Connecting biophysical and biochemical parameters determined in vitro to understanding and predicting physiological behavior is an important challenge. Bacterial two-component systems have long served as models for investigating fundamental properties of signal transduction. While understanding regulatory mechanisms has benefited greatly from mathematic modeling, a major obstacle to this approach is the lack of quantitative analyses of two-component systems in their native environments, particularly in vivo parameters for histidine kinase and phosphatase activities. Measurement of cellular phosphorylation levels combined with mathematic modeling has enabled a phosphorylation profiling approach to investigate whether protein expression levels of the archetype PhoB/PhoR two-component system are optimized to the phosphorylation output profile and how the positive autoregulatory scheme enables wild-type cells to achieve optimal expression levels of PhoB/PhoR in dynamic environments. The PhoB/PhoR system responds to phosphate (Pi) limitation, and different Pi conditions were discovered to have conflicting requirements for optimal protein expression levels. Experimental evidence established that wild-type cells achieve different optimal expression levels via autoregulation under respective Pi conditions. The fitness optimum balances costs of protein production with benefits, which are correlated with the phosphorylation output.
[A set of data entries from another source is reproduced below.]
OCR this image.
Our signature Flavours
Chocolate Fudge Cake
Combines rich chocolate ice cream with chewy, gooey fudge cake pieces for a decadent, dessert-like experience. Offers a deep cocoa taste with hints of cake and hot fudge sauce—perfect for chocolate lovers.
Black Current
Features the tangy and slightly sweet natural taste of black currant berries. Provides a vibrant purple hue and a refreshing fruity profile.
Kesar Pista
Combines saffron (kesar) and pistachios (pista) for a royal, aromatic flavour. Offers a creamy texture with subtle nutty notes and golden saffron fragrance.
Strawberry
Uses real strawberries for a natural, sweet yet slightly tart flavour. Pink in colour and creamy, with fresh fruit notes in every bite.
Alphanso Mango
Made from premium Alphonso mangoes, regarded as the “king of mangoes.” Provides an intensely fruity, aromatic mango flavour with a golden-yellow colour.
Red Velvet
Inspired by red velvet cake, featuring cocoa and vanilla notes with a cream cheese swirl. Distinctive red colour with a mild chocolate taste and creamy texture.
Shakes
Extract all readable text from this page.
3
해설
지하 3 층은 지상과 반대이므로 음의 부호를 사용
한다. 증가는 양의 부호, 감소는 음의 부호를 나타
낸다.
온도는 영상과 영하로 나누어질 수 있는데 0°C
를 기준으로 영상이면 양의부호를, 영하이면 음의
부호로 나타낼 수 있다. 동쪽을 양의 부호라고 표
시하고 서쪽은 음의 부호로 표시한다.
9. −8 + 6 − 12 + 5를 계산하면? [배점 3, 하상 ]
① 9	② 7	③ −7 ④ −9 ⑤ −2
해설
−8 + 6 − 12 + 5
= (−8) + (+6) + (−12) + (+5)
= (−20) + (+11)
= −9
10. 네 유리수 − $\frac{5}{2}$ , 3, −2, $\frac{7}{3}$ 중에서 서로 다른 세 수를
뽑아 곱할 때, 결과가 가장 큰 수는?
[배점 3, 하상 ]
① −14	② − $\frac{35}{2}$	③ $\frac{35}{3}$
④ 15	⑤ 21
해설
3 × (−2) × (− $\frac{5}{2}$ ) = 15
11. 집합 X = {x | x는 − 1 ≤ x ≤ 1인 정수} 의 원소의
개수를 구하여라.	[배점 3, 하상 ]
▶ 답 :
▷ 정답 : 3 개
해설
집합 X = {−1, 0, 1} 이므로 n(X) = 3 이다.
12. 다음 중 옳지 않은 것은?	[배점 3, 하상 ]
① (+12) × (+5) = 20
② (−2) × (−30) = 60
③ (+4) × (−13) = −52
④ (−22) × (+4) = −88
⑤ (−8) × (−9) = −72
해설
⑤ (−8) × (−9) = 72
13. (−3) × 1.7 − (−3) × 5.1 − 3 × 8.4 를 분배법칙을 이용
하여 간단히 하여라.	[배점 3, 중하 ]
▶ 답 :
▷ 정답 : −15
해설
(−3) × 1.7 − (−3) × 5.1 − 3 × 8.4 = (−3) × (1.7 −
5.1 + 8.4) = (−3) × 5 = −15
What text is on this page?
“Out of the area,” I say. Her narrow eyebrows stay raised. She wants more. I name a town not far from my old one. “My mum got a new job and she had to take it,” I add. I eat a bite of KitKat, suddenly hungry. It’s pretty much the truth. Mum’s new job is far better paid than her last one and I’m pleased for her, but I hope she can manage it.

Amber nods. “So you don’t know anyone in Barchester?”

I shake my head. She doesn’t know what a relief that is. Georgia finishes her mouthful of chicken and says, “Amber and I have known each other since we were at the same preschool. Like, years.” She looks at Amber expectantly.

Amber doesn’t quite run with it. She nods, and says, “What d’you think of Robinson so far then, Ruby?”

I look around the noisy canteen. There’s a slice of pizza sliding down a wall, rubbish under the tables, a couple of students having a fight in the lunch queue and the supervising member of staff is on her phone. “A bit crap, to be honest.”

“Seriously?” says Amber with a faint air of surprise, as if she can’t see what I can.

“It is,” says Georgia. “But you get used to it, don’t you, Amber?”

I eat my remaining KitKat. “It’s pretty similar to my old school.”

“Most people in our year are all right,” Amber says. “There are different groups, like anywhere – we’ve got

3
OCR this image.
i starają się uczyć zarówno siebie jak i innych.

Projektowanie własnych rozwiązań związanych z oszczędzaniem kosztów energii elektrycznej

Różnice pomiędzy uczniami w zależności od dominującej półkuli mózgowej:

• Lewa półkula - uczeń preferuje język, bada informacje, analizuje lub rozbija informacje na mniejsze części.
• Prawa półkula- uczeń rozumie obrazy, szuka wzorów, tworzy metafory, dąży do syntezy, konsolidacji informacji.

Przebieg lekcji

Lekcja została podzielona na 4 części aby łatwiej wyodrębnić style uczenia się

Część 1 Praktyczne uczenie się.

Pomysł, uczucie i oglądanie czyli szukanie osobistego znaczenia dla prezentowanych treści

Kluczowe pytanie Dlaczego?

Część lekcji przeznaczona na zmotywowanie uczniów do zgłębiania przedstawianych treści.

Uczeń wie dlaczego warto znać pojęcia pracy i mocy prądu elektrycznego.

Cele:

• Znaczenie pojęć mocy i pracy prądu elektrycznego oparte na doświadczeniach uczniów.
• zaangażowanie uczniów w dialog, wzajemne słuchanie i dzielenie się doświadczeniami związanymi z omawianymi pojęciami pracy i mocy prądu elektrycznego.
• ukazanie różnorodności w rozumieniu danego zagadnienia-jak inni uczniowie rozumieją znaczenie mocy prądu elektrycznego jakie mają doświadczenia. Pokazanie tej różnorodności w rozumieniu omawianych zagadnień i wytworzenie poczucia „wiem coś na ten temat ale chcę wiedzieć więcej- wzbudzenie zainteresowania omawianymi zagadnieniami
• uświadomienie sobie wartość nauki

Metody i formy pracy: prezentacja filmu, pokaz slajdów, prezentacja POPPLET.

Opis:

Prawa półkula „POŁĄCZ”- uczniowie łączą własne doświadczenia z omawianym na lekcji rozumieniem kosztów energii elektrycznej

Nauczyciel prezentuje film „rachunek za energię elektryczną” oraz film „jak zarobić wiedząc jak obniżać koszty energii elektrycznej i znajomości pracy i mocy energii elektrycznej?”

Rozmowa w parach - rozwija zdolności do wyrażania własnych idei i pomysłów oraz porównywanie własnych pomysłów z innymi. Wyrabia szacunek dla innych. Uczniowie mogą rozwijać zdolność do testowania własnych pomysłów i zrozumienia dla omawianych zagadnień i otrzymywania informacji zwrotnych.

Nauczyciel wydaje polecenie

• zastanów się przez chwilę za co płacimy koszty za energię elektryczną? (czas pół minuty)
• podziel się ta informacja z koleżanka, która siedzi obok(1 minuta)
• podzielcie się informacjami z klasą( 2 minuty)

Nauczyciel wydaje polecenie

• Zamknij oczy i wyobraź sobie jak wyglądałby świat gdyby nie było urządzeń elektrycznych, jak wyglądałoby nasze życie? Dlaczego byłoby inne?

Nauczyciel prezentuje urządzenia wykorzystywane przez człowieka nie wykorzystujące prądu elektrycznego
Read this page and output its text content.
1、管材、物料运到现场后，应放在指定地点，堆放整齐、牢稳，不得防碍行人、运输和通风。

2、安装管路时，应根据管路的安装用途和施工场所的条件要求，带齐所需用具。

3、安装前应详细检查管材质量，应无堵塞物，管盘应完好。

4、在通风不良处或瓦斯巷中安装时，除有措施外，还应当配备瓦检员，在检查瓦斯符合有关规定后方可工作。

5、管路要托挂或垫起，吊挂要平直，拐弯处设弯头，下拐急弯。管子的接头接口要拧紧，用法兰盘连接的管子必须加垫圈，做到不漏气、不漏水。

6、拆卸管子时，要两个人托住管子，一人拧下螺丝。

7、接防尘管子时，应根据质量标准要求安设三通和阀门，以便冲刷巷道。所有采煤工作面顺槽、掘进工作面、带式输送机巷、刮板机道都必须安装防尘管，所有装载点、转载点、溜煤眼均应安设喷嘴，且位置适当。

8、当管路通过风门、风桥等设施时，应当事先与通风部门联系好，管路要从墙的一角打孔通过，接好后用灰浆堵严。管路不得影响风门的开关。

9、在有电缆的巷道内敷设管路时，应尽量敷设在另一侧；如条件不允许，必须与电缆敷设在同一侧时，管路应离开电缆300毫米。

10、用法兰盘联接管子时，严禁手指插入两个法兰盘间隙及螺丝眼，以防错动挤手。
Laboratory evolution experiments revealed that cells with different non-optimal levels of PhoB/PhoR all rapidly evolve toward optimal expression levels by acquisition of diverse mutations, demonstrating strong selective pressure for evolutionary tuning of protein expression levels. However, positive autoregulation comes at the cost of delaying the output response. Analysis of promoter architecture and mathematic modeling suggests that a PhoB repressor site within the phoBR promoter provides negative feedback that enables acceleration of the response, counterbalancing the delay imposed by positive autoregulation. Thus system architecture appears to be exquisitely evolved to provide protein activities, levels and timing of expression integrated for optimal response output under dynamic and diverse conditions.